Manchmal können die Redakteurinnen und Redakteure des "Bonner Generalanzeigers" nicht vermeiden, das eine oder andere Thema unfreiwillig stiefmütterlich zu behandeln. Nämlich dann, wenn die Flut der Meldungen so groß ist, dass eine Auswahl getroffen werden muss. Auch für Sylvia Binner von der Lokalredaktion immer wieder eine neue Herausforderung.

Sylvia Binner:

"Das ist jeden Tag aufs Neue eine Abwägung und eine schwierige Entscheidung. Denn in letzter Konsequenz gibt es Themen, von denen wir glauben, dass unsere Leser da nicht warten können und nicht warten wollen, die also am nächsten Tag auf jeden Fall auf dem Frühstückstisch liegen müssen, verpackt in Zeitungsseiten. Es gibt andere Themen, wo man dann vielleicht schon mal in den sauren Apfel beißen muss und sagen muss, das hat noch ein bisschen Zeit, das lässt sich noch vertagen, die Geschichte ist morgen noch genauso gut."

Sprecher:

In den sauren Apfel beißen ist eine beliebte Redensart in der deutschen Sprache. Sie bedeutet "etwas widerwillig tun", "etwas widerwillig akzeptieren". Zum ersten Mal nachzuweisen, ist sie in einem Brief des Reformators Martin Luther. Abgeleitet hat er sie vermutlich aus einer Textpassage der Bibel. Im zweiten Buch Moses wird dort berichtet, der ägyptische Pharao habe den Kindern Israel das Leben sauer gemacht, es ihnen also stark erschwert.

Sprecherin:

Manchmal müssen die Redakteurinnen und Redakteure des "Bonner Generalanzeigers" tatsächlich in den sauren Apfel beißen und aus Platzgründen auf das eine oder andere Thema verzichten. Aber nur, um es zu einem anderen Zeitpunkt umso gründlicher nachzuholen. Denn als Zeitungsmacher gilt für sie alle, was ihr Chefredakteur Joachim Westhoff so treffend zusammenfasst. Oder, wie man im Deutschen gerne sagt, auf den Punkt bringt.

Joachim Westhoff:

"Es macht mir Freude, Menschen mit Informationen so zu versorgen, dass sie ein wenig länger wirken, ein wenig deutlicher sind, ein wenig weniger flüchtig sind. Und dazu ist eine Zeitung nun mal eben da. Ich glaube, Zeitungen werden mehr und mehr in eine Richtung gehen müssen, in der sie die Hintergründe beschreiben und tatsächlich diesem schönen Satz gerecht werden, 'das Fernsehen weckt den Appetit, die Zeitung stillt den Hunger'!"

Fragen zum Text

Der ursprünglichen Bedeutung nach bedeutet redigieren...?

1. prüfen

2. in Ordnung bringen

3. zurückkehren

Warum wurde ab 1800 der Kulturteil einer Zeitung auch als kleines Heft (Feuilleton) bezeichnet?

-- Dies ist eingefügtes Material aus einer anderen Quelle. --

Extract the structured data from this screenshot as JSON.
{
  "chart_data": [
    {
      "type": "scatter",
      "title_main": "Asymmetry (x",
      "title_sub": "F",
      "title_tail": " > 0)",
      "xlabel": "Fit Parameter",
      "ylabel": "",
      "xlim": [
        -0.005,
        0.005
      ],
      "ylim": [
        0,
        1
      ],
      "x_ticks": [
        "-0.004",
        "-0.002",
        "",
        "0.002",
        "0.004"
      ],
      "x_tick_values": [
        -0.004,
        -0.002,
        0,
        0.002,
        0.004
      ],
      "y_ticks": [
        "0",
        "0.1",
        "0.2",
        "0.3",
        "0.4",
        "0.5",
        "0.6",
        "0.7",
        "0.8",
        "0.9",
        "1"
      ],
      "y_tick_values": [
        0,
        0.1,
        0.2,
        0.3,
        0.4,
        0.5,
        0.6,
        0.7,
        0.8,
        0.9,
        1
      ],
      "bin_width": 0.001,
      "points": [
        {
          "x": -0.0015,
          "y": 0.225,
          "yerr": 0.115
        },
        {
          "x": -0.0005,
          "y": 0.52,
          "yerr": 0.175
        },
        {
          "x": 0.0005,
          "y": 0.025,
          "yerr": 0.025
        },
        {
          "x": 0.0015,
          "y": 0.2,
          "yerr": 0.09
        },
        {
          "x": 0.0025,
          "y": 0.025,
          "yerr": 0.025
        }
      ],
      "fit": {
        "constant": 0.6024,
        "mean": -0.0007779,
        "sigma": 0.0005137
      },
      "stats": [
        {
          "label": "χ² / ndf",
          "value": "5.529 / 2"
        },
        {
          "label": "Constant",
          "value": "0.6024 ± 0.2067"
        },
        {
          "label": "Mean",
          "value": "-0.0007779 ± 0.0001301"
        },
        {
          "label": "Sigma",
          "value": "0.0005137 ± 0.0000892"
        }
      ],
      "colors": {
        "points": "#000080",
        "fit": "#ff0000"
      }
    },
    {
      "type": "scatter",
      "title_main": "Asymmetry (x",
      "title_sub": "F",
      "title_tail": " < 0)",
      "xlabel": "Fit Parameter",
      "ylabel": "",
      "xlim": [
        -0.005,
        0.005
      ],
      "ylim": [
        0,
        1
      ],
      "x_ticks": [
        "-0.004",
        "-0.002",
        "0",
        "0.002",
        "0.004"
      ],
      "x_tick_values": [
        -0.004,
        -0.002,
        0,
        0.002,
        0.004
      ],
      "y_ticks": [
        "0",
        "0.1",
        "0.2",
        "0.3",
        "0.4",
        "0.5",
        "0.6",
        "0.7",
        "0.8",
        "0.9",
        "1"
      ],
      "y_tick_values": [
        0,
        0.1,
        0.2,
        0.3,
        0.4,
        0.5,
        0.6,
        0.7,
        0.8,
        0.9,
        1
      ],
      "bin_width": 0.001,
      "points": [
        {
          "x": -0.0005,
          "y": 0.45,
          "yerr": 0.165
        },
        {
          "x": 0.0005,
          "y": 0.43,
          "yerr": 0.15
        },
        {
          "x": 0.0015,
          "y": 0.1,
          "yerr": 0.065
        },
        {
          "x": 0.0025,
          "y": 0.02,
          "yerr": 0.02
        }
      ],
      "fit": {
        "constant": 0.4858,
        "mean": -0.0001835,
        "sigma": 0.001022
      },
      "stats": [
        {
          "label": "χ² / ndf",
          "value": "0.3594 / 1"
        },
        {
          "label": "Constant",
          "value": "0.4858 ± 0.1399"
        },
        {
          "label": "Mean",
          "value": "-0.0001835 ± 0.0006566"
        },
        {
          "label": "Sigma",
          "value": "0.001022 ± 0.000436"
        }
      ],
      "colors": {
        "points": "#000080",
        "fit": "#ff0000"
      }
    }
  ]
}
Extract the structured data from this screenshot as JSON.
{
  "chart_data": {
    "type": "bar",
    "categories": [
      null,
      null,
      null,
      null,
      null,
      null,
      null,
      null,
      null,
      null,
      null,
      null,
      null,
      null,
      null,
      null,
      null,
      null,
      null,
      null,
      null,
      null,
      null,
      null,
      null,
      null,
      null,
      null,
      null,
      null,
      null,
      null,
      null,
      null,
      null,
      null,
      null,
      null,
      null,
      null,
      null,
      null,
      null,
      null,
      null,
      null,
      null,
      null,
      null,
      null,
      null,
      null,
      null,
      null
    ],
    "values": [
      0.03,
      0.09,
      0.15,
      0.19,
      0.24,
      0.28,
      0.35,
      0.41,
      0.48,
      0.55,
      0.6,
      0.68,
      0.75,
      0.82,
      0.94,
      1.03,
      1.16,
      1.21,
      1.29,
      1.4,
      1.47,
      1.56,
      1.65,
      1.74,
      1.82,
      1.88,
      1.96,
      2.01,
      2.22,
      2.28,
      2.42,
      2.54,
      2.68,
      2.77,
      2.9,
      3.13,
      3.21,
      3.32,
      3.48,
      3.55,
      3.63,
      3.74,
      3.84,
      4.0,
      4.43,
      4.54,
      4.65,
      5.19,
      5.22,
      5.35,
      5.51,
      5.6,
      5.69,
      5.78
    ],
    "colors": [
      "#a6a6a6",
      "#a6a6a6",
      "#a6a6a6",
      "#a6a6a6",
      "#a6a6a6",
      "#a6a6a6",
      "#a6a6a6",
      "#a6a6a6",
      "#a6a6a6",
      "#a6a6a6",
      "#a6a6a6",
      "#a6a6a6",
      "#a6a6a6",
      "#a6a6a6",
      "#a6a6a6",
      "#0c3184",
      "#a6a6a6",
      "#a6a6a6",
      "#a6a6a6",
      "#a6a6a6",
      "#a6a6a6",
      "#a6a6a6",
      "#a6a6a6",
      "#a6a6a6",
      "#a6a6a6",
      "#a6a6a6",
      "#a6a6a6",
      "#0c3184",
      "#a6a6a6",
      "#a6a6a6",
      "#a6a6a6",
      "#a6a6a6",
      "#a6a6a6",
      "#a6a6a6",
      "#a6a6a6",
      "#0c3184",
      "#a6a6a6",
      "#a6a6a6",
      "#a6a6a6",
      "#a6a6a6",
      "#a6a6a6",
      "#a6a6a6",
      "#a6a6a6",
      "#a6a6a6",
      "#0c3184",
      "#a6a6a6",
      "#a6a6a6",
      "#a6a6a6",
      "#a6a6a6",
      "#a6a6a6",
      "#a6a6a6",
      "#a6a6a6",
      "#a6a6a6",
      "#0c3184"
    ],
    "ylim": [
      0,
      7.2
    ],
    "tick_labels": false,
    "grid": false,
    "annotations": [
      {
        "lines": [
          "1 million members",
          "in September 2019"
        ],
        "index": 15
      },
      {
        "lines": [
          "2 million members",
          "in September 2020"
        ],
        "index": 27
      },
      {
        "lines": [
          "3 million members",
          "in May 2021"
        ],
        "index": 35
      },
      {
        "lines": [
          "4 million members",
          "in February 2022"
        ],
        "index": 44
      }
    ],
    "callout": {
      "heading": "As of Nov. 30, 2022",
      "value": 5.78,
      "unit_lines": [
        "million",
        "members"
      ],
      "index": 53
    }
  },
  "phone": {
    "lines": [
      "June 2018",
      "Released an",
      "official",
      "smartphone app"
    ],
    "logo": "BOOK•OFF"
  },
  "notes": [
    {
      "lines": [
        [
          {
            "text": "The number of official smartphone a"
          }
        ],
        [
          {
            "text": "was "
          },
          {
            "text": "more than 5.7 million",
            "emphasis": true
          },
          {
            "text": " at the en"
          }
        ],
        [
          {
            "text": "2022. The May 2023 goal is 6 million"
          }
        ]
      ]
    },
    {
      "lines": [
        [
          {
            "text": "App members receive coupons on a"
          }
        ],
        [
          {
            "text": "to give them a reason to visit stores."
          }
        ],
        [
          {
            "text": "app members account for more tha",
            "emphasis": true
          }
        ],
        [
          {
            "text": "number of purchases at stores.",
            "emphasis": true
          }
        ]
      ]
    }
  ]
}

1. weil Kultur unter Napoleon an Bedeutung verloren hat

2. weil eine große Pariser Zeitung ihren Kulturteil als

Extra-Beilage herausgab

3. weil sich Zeitungen aufgrund von Papierknappheit einschränken mussten

Wer in den sauren Apfel beißt,…?

1. tut etwas widerwillig

2. wird lustig

3. verdirbt sich den Magen

Arbeitsauftrag:

Vergleichen Sie drei deutsche Tageszeitungen hinsichtlich Inhalt, Aufbau, Sprache und wahrscheinlicher Leserschaft.